Effie also sheds light on the condition of the Victorian woman when she discusses that radical method of transport, the bicycle. She remembers riding along in typical Victorian bicycle dress (near-scandalous dishabille in those days) when a man shouted down to her, “Don’t you want any children?” I am not quite sure what to say about that, but I wanted you all to at least read it (if you don’t watch the clip, which you really should do) and enjoy with me the fact that a woman riding bike in her bicycle clothes is treated as just as scandalous as a woman not riding but “walking the street” in her similarly “scandalous” occupational dress.
Another interesting thing about these clips is the mixing of genres. All presented to the viewer in a cinematic format, the video itself–as historical videos so usually are–is an amalgam of clips from more modern interviews, clips from the Victorian period, pictures of the younger versions of the women speaking, pictures of other Victorians, and drawings from the time period. They are all used to construct the same narrative–an episodic wander through the streets of Victorian London–and experience a kind of fluidity of essence as though they all are different they are meant to represent the same thing/time. Since it is a first-person narration, the images shown, whether they are of the person speaking or not, are meant to represent that person, and then all contemporary persons in a more general sense. I know it is a common technique, but I have always found the use of images to simultaneously represent the individual and the general interesting.

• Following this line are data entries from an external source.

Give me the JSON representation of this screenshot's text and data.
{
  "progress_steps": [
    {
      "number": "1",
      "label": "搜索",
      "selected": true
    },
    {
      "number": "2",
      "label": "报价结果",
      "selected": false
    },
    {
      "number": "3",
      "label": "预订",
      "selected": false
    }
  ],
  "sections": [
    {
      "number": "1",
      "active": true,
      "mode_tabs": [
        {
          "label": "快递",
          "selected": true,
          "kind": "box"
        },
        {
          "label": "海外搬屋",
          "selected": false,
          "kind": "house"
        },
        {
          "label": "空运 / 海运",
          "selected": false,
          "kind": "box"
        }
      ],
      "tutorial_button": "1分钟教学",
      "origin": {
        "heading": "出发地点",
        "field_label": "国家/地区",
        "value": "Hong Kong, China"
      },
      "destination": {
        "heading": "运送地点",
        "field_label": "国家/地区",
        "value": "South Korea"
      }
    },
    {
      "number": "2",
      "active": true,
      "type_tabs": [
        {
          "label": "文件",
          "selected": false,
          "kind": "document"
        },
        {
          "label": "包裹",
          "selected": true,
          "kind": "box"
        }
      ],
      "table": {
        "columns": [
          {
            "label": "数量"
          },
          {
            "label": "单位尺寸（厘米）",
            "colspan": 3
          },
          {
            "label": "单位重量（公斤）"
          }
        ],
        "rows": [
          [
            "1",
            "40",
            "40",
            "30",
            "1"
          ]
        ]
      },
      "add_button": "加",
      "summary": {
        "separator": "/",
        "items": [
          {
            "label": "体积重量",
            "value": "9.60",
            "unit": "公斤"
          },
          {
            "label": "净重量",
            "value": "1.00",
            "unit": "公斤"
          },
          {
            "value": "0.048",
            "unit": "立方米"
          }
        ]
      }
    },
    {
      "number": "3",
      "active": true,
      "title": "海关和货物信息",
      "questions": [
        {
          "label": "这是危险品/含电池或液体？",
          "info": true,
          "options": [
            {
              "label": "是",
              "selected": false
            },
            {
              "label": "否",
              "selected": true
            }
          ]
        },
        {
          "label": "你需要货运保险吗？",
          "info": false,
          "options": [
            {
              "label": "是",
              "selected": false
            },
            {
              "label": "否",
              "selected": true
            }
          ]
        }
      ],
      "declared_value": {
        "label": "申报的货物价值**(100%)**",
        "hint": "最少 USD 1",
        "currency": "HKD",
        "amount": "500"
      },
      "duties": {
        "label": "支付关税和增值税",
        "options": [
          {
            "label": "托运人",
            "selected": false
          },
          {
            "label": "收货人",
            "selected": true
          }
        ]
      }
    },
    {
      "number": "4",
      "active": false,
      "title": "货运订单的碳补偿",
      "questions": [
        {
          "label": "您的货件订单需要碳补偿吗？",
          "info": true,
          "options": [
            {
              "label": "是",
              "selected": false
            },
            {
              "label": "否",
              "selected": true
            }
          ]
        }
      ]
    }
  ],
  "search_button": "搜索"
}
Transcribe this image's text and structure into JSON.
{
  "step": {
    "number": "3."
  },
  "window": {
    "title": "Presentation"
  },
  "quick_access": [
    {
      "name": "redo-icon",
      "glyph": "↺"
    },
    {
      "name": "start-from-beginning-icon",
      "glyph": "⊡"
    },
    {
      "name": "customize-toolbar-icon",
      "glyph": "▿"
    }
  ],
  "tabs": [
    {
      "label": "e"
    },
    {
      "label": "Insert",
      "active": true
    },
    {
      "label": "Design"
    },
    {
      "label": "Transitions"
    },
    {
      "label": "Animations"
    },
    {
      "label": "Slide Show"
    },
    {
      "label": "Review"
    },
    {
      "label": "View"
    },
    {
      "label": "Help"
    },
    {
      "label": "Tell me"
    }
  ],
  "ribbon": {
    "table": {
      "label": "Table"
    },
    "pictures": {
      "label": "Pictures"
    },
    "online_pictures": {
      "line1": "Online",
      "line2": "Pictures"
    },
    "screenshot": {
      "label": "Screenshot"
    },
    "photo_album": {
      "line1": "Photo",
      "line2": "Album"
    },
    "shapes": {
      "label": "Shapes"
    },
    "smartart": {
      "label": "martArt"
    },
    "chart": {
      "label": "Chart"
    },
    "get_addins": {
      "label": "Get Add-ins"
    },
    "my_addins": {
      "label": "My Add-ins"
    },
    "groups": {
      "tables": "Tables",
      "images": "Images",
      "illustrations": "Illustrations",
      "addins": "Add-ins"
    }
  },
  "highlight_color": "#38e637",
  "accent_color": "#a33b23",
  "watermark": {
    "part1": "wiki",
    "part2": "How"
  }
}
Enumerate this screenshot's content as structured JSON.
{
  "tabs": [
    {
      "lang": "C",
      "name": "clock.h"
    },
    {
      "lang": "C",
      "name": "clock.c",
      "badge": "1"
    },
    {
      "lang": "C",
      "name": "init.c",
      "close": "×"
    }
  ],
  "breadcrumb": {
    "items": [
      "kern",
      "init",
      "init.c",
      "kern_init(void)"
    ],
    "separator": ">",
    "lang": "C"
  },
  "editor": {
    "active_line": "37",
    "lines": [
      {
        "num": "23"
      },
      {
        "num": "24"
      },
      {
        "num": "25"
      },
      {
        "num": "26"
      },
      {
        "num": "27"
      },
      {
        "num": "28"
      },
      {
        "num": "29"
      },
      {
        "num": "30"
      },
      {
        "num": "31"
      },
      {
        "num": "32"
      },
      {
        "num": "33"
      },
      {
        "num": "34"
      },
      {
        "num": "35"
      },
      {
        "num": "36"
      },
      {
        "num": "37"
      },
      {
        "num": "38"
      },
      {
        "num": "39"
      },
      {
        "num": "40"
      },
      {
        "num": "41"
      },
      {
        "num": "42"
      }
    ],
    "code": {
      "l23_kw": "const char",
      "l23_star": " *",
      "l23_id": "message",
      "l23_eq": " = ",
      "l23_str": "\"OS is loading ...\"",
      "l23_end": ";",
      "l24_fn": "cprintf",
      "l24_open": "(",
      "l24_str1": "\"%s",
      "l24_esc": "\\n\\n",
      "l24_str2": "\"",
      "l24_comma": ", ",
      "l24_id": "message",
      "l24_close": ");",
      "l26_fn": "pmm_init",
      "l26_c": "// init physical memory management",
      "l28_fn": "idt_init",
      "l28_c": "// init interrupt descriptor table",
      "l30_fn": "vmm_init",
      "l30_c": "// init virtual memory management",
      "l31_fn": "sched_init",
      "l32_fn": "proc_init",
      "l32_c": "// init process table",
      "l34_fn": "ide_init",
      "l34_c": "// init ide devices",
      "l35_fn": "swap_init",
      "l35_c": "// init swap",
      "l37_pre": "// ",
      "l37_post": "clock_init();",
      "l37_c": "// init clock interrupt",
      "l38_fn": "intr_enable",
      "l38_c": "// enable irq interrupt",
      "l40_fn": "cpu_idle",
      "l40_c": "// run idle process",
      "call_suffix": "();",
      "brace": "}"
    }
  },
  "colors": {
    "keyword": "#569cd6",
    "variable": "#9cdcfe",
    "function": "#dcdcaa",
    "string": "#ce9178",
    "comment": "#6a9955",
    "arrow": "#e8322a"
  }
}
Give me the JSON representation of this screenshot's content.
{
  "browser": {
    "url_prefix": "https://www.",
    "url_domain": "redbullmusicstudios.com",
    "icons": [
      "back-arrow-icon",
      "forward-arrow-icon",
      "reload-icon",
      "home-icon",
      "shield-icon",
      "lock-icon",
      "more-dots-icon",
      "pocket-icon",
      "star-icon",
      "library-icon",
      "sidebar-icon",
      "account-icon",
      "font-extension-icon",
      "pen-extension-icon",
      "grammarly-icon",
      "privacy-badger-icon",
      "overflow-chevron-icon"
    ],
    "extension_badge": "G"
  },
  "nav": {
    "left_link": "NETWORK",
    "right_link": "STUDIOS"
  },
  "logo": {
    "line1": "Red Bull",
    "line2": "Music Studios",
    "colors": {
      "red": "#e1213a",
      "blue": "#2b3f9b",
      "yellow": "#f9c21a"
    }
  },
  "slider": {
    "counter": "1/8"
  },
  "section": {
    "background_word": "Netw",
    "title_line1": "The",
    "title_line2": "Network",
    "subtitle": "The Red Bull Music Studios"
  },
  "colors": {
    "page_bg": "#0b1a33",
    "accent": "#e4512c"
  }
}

You should definitely take a look at these videos–they are lively, engaging, and fascinating windows on what we have been studying framed by a very personal viewpoint. The first is from “Nineties’ Girls”:
This second one I add just because it is rather wonderful to see a 93 year old Princess Alice (granddaughter of Queen Victoria) reminisce about her grandmother. Highlights include footage of the queen’s funeral, as well as endearing little anecdotes of the queen. I can’t get the host site to allow me to put another video in, but here is the link:
Thanks for sharing these. I love listening to people’s personal experiences.. I think I learn more from a story than an article.
By: Laura Gross Smith on December 5, 2012
at 12:26 pm
So very wonderful!
By: Chelsea24carrot on December 5, 2012
at 10:42 pm
Thank you so much for sharing! These videos are precious and absolutely charming.
I really appreciated the connection you drew of women riding bicycles and women in their “occupational clothes”. It brings to light the novelty of dress and how clothes were (and continue to be in some degree, though I think we’ve trained our eyes to be more accepting) strict signifiers of what “type” of person someone was. It must have been such an exciting time to live with all the changes happening and yet like you mentioned, these changes were turned into spectacle as described by the woman typewriting in the window.
By: annegab on December 6, 2012
at 3:36 pm
What a great find! So interesting to see and hear this women. It is always interesting to put a voice to a moving image and to hear this women, in their own words. Remember the great fan fare that surrounded the release of the Jacqueline Kennedy audio recordings last year?